Still experimenting with the light roast coffee beans I picked up the other day in Bethany. This was an improvement over yesterday:

  • Local Coffee Roasting Co. Breakfast Blend (Guatemala/Colombia)
  • 11 grams coffee, ground at 39 clicks on the JX (1.5 turns minus 6 clicks)
  • 200 grams water at full boil (1:18.1)
  • Two paper filters
  1. 20 second pour
  2. Steep 2 minutes
  3. Take off scale and swirl
  4. Wait 30 seconds
  5. Press 30 seconds

Compared to yesterday, this was ground slightly finer (39 vs 42 clicks) and poured right off the boil, instead of 99°C. Arguably not much of a difference there, but I suspect that due to heat loss, this gives an actual steeping temperature close to 99°, which is what the Hoffmann recipe calls for. The cup definitely had more flavor than yesterday’s. Just to make sure I’m extracting these beans as much as I can, I may try drawing the brew time out a little longer, and see if I can get it to the point where I start to taste some bitterness. At that point I’ll back off the brew time a little bit, and see if the cup is as strong as I would like. It’s worth noting that the instructions on the bag of beans specify a 1:17 ratio, which is slightly more coffee than I’m using here.
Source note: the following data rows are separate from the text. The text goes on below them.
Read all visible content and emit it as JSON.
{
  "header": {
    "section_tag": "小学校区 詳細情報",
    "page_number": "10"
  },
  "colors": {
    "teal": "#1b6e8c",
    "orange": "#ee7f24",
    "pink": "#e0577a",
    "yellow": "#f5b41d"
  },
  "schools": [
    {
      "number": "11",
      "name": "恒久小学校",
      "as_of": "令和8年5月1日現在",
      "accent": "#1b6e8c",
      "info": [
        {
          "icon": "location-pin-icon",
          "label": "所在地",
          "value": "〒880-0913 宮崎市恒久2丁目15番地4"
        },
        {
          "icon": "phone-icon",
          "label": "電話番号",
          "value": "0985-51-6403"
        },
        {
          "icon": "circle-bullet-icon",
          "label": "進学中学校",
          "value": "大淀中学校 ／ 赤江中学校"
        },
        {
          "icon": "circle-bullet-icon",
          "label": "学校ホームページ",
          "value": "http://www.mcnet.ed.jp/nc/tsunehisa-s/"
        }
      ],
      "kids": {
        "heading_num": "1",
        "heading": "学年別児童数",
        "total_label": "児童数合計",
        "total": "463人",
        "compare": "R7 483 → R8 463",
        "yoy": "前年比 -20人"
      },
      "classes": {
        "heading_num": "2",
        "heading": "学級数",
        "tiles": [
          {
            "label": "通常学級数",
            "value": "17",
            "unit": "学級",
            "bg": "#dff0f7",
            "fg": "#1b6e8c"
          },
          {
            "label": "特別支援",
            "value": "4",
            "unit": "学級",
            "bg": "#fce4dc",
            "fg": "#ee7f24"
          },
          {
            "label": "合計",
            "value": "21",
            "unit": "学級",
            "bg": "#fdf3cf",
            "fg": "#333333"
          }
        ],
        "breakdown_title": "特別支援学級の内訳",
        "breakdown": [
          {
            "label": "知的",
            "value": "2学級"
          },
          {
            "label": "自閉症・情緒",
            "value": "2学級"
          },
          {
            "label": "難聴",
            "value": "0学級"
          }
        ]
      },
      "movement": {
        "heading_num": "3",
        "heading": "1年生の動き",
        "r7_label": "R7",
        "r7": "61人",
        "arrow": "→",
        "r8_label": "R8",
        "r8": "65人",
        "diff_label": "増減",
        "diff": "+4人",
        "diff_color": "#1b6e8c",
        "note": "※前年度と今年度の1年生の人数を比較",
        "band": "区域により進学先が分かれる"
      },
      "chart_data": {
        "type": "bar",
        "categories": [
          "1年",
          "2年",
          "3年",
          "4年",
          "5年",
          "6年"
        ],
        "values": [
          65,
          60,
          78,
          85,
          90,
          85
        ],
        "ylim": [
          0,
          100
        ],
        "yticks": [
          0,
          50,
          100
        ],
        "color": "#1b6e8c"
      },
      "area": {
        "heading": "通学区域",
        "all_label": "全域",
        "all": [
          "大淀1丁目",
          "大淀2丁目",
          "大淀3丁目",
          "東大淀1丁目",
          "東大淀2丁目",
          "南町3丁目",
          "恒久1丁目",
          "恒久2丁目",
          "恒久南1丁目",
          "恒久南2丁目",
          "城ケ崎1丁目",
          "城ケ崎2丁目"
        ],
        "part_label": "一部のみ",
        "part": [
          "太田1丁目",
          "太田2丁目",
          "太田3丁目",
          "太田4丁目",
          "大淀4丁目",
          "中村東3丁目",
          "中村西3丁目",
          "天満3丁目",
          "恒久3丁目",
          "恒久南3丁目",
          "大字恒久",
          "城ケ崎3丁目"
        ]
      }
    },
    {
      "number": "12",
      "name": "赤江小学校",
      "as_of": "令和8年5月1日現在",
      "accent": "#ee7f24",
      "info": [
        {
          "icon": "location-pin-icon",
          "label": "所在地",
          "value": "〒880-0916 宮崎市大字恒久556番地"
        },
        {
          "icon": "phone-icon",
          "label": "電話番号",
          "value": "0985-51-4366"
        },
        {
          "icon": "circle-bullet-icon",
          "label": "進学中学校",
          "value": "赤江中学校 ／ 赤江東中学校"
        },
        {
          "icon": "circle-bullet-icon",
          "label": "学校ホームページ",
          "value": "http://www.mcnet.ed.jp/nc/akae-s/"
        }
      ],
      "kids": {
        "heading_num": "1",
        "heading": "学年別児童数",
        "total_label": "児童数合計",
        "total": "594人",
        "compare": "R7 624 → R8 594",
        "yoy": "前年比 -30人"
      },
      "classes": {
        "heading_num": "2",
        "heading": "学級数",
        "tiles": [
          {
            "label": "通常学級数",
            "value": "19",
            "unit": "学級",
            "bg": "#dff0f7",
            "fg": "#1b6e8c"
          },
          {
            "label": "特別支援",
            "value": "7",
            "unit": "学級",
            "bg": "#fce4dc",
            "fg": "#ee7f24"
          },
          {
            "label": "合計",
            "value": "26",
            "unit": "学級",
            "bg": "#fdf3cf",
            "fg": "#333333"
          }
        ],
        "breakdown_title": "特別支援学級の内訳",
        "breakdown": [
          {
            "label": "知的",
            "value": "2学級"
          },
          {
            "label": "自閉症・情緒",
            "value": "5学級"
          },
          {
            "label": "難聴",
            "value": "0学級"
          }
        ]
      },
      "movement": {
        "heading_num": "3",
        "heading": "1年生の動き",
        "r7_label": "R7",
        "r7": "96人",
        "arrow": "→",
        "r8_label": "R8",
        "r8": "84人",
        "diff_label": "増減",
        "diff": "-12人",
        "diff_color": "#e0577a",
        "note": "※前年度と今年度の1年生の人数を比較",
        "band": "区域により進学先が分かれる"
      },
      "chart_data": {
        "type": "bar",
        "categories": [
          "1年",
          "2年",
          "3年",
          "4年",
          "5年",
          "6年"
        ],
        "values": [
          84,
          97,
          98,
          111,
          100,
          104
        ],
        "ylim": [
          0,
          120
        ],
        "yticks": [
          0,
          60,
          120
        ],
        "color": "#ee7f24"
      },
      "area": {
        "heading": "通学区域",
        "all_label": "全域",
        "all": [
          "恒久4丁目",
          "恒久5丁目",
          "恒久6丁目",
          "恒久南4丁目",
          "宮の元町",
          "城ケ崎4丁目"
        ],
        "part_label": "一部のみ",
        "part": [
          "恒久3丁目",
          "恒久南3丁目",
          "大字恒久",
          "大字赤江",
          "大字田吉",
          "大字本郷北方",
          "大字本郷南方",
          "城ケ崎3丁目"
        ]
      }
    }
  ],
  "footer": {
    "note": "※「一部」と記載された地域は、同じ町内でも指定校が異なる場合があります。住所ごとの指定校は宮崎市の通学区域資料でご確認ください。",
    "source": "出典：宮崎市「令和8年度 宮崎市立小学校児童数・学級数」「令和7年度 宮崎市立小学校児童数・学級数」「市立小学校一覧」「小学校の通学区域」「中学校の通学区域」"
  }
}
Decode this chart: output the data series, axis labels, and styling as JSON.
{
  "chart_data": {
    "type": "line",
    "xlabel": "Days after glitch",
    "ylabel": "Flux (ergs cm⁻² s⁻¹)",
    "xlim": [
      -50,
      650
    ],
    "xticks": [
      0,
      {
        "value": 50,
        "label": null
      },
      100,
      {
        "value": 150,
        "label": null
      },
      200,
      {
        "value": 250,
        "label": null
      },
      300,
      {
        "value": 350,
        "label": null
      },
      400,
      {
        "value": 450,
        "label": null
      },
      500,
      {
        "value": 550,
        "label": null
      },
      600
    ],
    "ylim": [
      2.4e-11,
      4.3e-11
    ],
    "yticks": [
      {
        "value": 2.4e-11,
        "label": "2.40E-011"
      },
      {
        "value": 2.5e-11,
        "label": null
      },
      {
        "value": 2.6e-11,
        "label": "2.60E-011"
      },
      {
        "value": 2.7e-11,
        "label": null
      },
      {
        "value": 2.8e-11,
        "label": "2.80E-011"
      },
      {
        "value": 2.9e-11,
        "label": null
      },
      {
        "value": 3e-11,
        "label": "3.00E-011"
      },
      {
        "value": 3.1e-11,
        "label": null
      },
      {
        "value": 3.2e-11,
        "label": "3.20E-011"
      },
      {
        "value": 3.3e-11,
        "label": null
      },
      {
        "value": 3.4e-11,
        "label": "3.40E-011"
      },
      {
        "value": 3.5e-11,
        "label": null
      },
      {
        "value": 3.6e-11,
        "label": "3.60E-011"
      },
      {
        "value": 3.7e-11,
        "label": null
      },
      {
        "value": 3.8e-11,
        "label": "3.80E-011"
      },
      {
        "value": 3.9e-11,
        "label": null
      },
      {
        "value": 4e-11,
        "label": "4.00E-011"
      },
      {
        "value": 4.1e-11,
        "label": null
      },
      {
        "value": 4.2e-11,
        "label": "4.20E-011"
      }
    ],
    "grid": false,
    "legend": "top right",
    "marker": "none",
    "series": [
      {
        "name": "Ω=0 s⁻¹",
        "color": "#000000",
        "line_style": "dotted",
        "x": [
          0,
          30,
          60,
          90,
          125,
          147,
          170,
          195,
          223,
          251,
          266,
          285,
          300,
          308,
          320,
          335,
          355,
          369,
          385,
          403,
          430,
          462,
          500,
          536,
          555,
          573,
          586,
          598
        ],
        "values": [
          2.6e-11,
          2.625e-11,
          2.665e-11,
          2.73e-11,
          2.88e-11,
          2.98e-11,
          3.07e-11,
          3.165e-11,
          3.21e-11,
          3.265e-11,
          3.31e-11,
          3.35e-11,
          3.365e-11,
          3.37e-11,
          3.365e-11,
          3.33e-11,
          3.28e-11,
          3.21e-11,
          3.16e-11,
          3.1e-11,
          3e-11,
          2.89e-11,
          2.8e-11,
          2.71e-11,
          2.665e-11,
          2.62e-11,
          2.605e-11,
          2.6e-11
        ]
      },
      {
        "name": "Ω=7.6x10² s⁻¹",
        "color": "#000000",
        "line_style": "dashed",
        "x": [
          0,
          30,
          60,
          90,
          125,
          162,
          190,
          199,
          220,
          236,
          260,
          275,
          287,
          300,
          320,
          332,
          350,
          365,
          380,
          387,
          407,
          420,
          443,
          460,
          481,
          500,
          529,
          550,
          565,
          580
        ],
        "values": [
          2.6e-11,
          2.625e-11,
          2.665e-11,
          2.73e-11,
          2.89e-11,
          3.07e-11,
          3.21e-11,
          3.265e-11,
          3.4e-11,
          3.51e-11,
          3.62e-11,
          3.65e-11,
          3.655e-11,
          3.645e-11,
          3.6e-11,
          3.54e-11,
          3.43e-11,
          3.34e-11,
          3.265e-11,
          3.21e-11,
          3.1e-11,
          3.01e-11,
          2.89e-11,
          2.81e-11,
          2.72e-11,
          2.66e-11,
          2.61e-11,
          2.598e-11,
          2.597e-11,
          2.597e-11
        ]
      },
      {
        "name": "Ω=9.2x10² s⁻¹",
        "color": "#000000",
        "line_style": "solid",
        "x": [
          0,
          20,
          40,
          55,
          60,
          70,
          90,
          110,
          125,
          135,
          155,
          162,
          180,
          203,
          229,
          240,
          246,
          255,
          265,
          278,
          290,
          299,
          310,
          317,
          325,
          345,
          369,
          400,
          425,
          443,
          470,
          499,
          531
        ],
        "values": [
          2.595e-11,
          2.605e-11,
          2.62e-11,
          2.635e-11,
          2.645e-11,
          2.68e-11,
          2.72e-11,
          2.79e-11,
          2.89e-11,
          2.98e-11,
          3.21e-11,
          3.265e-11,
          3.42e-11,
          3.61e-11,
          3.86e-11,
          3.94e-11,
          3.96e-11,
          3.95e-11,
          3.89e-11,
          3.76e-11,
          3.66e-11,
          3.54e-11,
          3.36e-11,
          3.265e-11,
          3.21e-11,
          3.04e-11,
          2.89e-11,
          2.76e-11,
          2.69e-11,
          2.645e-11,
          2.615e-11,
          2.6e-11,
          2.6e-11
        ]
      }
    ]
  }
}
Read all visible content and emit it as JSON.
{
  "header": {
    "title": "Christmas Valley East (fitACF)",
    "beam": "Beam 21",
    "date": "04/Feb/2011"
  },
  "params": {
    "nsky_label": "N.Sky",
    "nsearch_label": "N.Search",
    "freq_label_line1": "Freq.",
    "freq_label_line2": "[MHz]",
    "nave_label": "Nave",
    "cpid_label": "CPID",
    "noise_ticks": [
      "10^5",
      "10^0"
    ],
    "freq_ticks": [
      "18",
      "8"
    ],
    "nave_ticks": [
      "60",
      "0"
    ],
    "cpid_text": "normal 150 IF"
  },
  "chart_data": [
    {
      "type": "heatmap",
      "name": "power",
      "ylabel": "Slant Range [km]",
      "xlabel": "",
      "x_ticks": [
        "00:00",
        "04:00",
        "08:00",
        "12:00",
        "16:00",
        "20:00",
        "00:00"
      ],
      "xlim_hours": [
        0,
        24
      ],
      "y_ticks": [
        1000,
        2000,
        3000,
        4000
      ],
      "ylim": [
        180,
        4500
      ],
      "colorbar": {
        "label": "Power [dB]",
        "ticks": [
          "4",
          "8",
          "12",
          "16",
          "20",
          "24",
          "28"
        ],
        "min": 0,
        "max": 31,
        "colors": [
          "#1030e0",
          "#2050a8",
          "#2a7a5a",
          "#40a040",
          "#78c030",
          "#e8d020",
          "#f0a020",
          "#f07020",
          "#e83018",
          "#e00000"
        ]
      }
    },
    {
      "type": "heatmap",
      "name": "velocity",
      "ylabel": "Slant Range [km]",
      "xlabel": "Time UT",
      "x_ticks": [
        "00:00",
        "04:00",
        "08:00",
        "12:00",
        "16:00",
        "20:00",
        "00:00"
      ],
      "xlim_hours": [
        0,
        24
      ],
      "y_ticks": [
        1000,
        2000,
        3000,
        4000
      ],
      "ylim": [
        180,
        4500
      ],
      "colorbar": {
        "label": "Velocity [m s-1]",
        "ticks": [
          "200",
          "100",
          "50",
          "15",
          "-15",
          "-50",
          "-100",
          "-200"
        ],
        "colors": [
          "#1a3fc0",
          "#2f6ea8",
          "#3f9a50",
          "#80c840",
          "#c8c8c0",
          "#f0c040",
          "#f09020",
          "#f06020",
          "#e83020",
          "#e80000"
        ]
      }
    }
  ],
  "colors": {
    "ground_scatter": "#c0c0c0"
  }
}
I got out at around 6:40 this morning and ran 5.3 miles. I felt a little better than I did Sunday. I woke up slightly sore after climbing yesterday evening and swimming yesterday afternoon, and wasn’t initially sure I wanted to go out, but once I get moving, I felt fine. Climbing went well last night. I climbed 4 routes on lead and 4 on top rope, at grades ranging from 5.8 to 5.10+. It was my first time leading in about a month. Lead climbing is one of those things you have to keep doing regularly to stay comfortable and confident on the wall.